THE PRESIDENT. As you know, the administration was called on to formulate the economy bill. It is now in conference. I am in hopes that the conferees of the House will find it possible to support the so-called furlough plan for dealing with the Federal employees. That is in reality the 5-day week applied to the Government. I am confident it will produce a larger saving in expenditures of the Federal Government than any plan that is likely to pass the Congress, and the objection that it permits discrimination has been met with the proposal that any employees receiving over $1,200 a year to whom it cannot be applied should receive an 8 1/3 percent reduction in pay which would give the equivalent reduction in Government expenses. It avoids discharges and enables some increase in the number of people employed in the Government, because we will have to employ some substitutes. But in the larger sense it maintains the standards of pay in the Government. It must be borne in mind that the Government pay has never been on such high standards as those in private industry.

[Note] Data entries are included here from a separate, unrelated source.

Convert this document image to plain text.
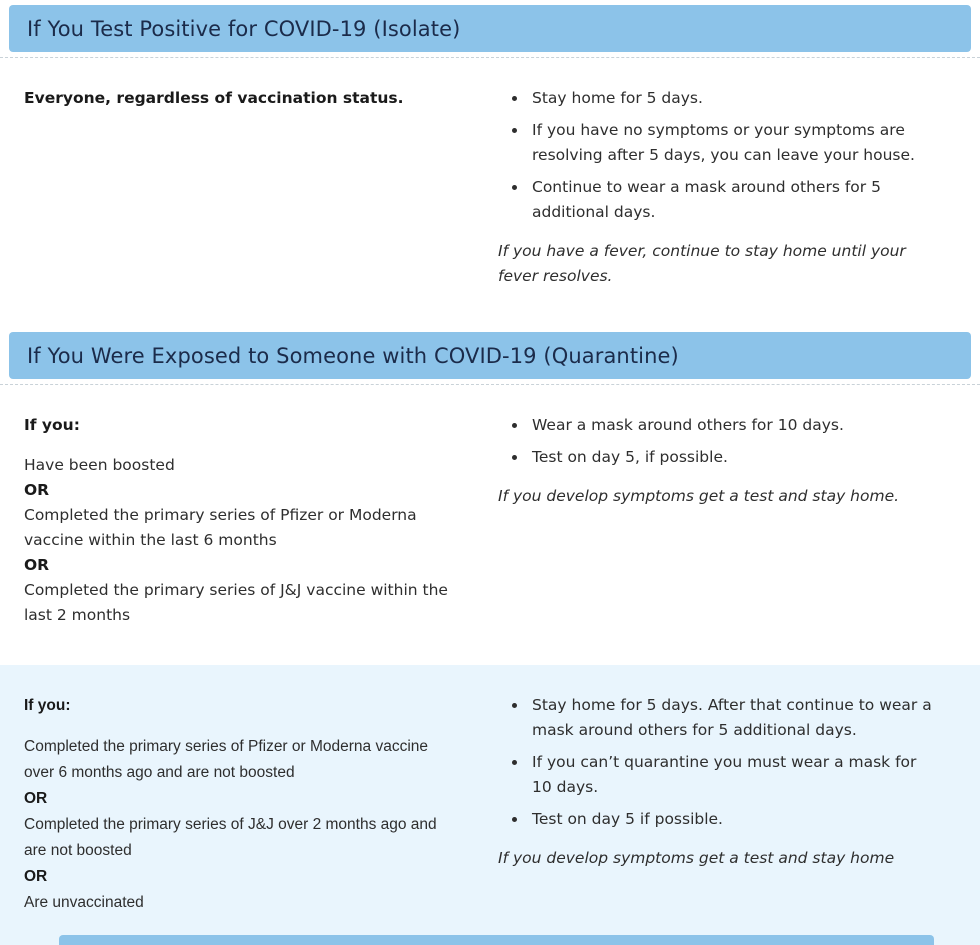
If You Test Positive for COVID-19 (Isolate)
Everyone, regardless of vaccination status.	• Stay home for 5 days.
• If you have no symptoms or your symptoms are resolving after 5 days, you can leave your house.
• Continue to wear a mask around others for 5 additional days.
If you have a fever, continue to stay home until your fever resolves.
If You Were Exposed to Someone with COVID-19 (Quarantine)
If you:
Have been boosted
OR
Completed the primary series of Pfizer or Moderna vaccine within the last 6 months
OR
Completed the primary series of J&J vaccine within the last 2 months
• Wear a mask around others for 10 days.
• Test on day 5, if possible.
If you develop symptoms get a test and stay home.
If you:
Completed the primary series of Pfizer or Moderna vaccine over 6 months ago and are not boosted
OR
Completed the primary series of J&J over 2 months ago and are not boosted
OR
Are unvaccinated
• Stay home for 5 days. After that continue to wear a mask around others for 5 additional days.
• If you can’t quarantine you must wear a mask for 10 days.
• Test on day 5 if possible.
If you develop symptoms get a test and stay home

But it has a wider importance in one House or the other. Under the terms of the bill as it left the Senate, no reorganization of any great consequence could be made effective until 60 days after the meeting of Congress next year, which would take it into March possibly, with all the delays that might happen. And it would result in nothing effective being done during the next fiscal year. The economies we are looking for now we want during the next fiscal year as well as thereafter. The emergency power as left in the bill by the Senate reduces the bureaus and commissions to be immediately dealt with to those expending only $25 million a year, and eliminating bureaus expending between $500 million and $600 million. In other words, it left no great area over which to effect economies through reorganization.

So that, if we are to get real economy in the Government I am in hopes that the conferees will help us to do it with the maximum that can be done under the two bills. And I think that is all.

PRESIDENTIAL NOMINATION

Q. Mr. President, most of the boys are still celebrating your victory in Chicago, and those of us here would like to congratulate you--

THE PRESIDENT. That is very good of you. I feel very proud of that tribute, and I appreciate very much the attitude of the press about it. They have been most kind.

Note: President Hoover's two hundred and fifty-first news conference was held in the White House at 4 p.m. on Friday, June 17, 1932.

On the same day, the White House issued a text of the President's statement on the economy bill (see Item 199).